In his letter to Frieden, Chaffetz asked the CDC to provide all documents related to the selection of the Core Expert Group, as well as any documentation related to their meetings or advice they gave to the agency. They asked Frieden to provide the information by January 8th.
"CDC has received the letter and is complying with the request," a spokesperson for the agency told PNN.
The CDC recently announced it would delay implementing the guidelines, reopen a public comment period, and have the guidelines reviewed by its scientific advisory committee. As Pain News Network has reported, the agency also said the Core Expert Group and other outside advisers are expected to continue advising the CDC.
Fed Panel 'Appalled' by Guidelines
Some of the sharpest criticism of the CDC has come from officials in other federal agencies, such as the Food and Drug Administration, which normally plays a lead role in setting guidelines for prescription drugs.
“I think we need to recognize that CDC wants to substantially limit opioid prescribing. Period,” said Sharon Hertz, director of the FDA’s Division of Anesthesia, Analgesia and Addiction Products, at a recent meeting of a federal pain research panel.

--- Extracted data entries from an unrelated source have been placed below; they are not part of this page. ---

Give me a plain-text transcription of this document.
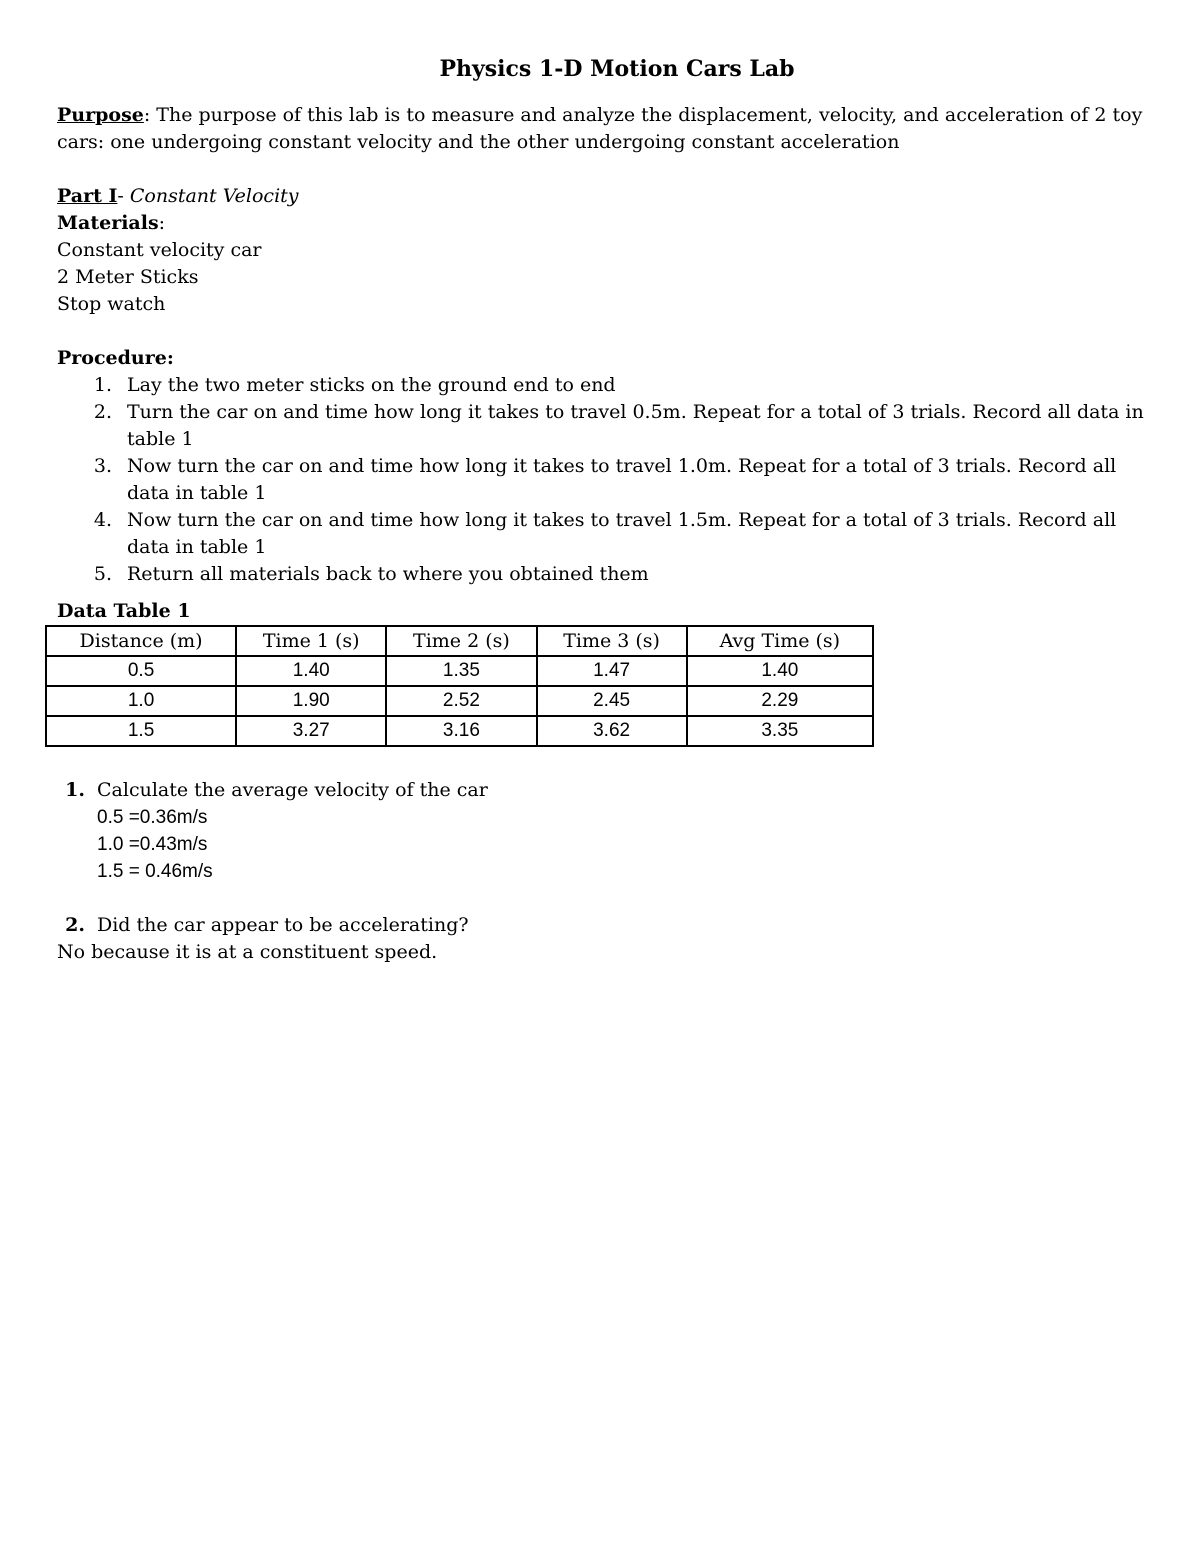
Physics 1-D Motion Cars Lab

Purpose: The purpose of this lab is to measure and analyze the displacement, velocity, and acceleration of 2 toy

cars: one undergoing constant velocity and the other undergoing constant acceleration

Part I- Constant Velocity

Materials:

Constant velocity car

2 Meter Sticks

Stop watch

Procedure:

1. Lay the two meter sticks on the ground end to end
2. Turn the car on and time how long it takes to travel 0.5m. Repeat for a total of 3 trials. Record all data in table 1
3. Now turn the car on and time how long it takes to travel 1.0m. Repeat for a total of 3 trials. Record all data in table 1
4. Now turn the car on and time how long it takes to travel 1.5m. Repeat for a total of 3 trials. Record all data in table 1
5. Return all materials back to where you obtained them
Data Table 1
Distance (m)	Time 1 (s)	Time 2 (s)	Time 3 (s)	Avg Time (s)
0.5	1.40	1.35	1.47	1.40
1.0	1.90	2.52	2.45	2.29
1.5	3.27	3.16	3.62	3.35
1. Calculate the average velocity of the car
0.5 =0.36m/s
1.0 =0.43m/s
1.5 = 0.46m/s
2. Did the car appear to be accelerating?
No because it is at a constituent speed.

Hertz said the evidence cited to support the guidelines was “low to very low and that's a problem." She also told the National Institute of Health’s Interagency Pain Research Coordinating Committee that the FDA “did have an opportunity to look at the product and comment,” but otherwise was not involved in its development.

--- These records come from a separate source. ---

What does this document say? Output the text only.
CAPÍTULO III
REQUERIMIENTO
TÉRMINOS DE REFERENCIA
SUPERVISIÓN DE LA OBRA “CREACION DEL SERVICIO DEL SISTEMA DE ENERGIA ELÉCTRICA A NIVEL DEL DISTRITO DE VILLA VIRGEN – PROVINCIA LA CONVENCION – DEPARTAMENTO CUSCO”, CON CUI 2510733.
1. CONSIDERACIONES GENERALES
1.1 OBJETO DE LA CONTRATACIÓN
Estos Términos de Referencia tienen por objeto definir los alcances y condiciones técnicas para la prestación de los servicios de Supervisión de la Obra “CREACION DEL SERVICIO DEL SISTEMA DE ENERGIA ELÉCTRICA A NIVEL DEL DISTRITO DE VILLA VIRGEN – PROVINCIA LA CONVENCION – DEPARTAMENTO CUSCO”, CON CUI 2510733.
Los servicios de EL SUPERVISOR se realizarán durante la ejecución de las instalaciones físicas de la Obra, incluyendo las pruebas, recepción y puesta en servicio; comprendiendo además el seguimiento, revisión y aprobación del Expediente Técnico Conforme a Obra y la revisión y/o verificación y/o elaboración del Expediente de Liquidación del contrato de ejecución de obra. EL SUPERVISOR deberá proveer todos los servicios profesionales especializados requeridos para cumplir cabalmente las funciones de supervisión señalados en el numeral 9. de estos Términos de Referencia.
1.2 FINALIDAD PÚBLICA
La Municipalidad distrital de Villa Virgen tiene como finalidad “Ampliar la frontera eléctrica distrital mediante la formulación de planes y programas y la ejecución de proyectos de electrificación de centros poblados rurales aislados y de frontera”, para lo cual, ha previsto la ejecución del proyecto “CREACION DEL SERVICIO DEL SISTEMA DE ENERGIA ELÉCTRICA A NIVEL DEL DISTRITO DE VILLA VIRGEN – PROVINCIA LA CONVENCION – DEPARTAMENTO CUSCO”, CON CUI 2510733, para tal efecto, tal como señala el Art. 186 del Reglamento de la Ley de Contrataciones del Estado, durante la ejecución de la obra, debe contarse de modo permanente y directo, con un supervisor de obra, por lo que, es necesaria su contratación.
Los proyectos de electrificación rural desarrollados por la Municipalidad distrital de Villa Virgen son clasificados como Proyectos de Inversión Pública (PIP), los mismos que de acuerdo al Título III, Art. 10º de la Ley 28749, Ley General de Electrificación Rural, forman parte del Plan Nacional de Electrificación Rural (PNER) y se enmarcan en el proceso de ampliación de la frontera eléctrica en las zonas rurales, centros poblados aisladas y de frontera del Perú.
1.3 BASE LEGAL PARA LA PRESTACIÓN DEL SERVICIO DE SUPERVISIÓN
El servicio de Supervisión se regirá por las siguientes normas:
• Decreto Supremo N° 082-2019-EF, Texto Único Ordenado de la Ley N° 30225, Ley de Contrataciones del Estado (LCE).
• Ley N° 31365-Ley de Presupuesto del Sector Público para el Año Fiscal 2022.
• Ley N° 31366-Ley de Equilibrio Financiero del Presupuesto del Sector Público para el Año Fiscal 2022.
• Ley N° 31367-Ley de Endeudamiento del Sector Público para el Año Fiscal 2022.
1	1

Other panel members expressed alarm that, although “voluntary” and meant for primary care physicians, the guidelines could quickly become policy throughout the country.
“I see how our state health department looks at CDC. They really take direction from CDC. CDC has a great name for good reason. They’ve done incredibly good work in many areas,” one panel member said. “And I have to say this has really diminished my respect for CDC. I have to say that this process was horrible. I’m appalled, appalled at the process CDC used to develop these in secrecy, not allowing input from the pain community and pain physicians.”
“I think we cannot for one minute be naïve enough to imagine that these will be seen as recommendations and that state medical societies, boards of healing arts, legislators, will not jump all over this,” said Myra Christopher, of the Center for Practical Bioethics.
"This is a ridiculous recommendation from my perspective. Very low quality of evidence, yet a strong recommendation. How do you possibly do that?” asked Richard Ricciardi, PhD, of the Agency for Healthcare Research and Quality.
“I would be remiss and I’m certain so would many of my government colleagues if I didn’t go back to my director and say there’s a report coming out of the CDC that has very low quality of evidence and there’s a strong recommendation. That’s an embarrassment to the government.”
The CDC’s own briefing papers make clear that the agency’s ultimate goal is for the guidelines to be widely adopted.
“Efforts are required to disseminate the guideline and achieve widespread adoption and implementation of the recommendations in clinical settings,” the agency says in documents obtained by Pain News Network. “CDC is dedicated to translating this guideline into user-friendly materials for distribution and use by health systems, medical professional societies, insurers, public health departments, health information technology developers, and providers, and engaging in dissemination efforts.”
Even though the guidelines may be several months away from being finalized, Congress last week passed and President Obama signed into law a federal spending bill that requires the Veterans Administration to adopt the CDC’s guidelines as official policy when VA doctors treat veterans suffering from chronic pain.